Final Project — Cultural Data Analysis

Due Monday, May 18th by 5pm

For your final project, you will analyze a cultural dataset of your choosing with one of the methods that we’ve discussed in class and write a short paper about your findings. In the end, you will submit two documents: 1) a Jupyter notebook that shows your computational analysis and 2) a three- to five-page (double-spaced) paper that describes your analysis and discusses your findings.

Possible Cultural Datasets:

A “cultural” dataset is any dataset broadly related to art, literature, music, history, politics, communities, and/or society. For your cultural dataset, you can choose:

  • a dataset that we’ve already used in class

  • a dataset that that has been shared by someone else

  • a dataset that you yourself collect and/or compile

You can find a list of potential cultural datasets here. If you have questions about which option to choose or whether your dataset will make for a good final project, please reach out and discuss it with me.

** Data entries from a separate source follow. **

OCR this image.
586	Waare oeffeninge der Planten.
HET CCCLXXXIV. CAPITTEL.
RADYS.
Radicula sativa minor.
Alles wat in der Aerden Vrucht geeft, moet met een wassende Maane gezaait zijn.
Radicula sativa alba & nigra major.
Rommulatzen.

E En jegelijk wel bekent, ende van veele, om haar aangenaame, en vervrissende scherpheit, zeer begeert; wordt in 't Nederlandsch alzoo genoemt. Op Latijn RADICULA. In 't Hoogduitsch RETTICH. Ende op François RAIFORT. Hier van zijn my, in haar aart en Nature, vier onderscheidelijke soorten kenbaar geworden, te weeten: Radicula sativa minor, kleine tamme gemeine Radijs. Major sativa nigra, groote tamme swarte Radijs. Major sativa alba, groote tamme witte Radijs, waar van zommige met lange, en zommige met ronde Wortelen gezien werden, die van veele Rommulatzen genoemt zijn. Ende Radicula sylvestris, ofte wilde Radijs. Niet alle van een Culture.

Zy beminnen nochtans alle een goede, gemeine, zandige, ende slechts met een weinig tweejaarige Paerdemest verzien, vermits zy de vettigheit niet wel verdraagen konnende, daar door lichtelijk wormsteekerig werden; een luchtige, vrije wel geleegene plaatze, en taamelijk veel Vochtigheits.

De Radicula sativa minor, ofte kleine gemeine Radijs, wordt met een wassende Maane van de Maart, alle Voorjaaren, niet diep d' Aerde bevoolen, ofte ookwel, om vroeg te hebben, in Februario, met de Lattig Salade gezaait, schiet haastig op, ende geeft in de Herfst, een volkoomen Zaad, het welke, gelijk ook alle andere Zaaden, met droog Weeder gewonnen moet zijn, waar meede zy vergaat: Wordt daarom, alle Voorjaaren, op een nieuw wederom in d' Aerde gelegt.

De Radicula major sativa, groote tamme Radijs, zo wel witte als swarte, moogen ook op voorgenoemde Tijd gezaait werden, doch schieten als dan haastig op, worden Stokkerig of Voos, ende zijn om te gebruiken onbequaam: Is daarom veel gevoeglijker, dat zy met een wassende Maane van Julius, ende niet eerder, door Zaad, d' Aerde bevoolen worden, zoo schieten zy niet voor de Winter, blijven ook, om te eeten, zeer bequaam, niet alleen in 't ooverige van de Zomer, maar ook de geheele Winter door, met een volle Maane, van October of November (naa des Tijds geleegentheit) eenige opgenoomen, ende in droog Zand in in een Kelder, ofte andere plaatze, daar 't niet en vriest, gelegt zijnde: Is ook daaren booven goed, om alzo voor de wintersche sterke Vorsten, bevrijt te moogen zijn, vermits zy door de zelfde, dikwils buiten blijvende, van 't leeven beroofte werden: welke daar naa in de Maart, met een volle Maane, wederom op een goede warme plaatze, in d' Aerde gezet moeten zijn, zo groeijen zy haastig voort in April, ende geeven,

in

Computational Analysis (Jupyter Notebook):

The computational analysis in your Jupyter notebook should be split into the following sections:

1. Prepare and Examine the Data

First, prepare and broadly examine your data with an eye toward general patterns, potential outliers, or problems. This might involve getting an overview of the data (checking the number of rows and names of columns, calculating basic statistics, etc.), cleaning the data, and/or transforming the data in some way.

2. Analyze the Data

Then analyze the data using at least of the methods that we’ve discussed in class:

  • Pandas calculations

  • TF-IDF

  • Topic models

  • Named entity recognition

  • Network analysis

  • Mapping

3. Zoom In

Finally, zoom in on a few specific examples from your dataset—either grounding your analysis in these concrete examples or examining specific patterns in the new light of your analysis.

Report and Findings (3-5 page paper):

The paper that describes your analysis and reports on your findings should be split into the following sections:

1. Introduction

Broadly introduce your research question, how it relates to culture more broadly, why you were motivated to answer it, and what you were hoping or expecting to find.

2. Dataset

Introduce your dataset (where did it come from, how was it collected, what are its limits, etc.) and explain why you chose this dataset to explore your research question.

3. Methodology

Explain the method that you chose to analyze the data (what is it? how does it work?) and why you chose this method.

4. Analysis & Interpretation

Describe your analysis and interpret your results. What, if anything, can you conclude about your cultural phenomenon based on your analysis? Make sure to incorporate at least one metric, calculation, or data visualization from your computational analysis.

5. Conclusions & Future Work

If you had unlimited time and resources, where would you go next with this analysis?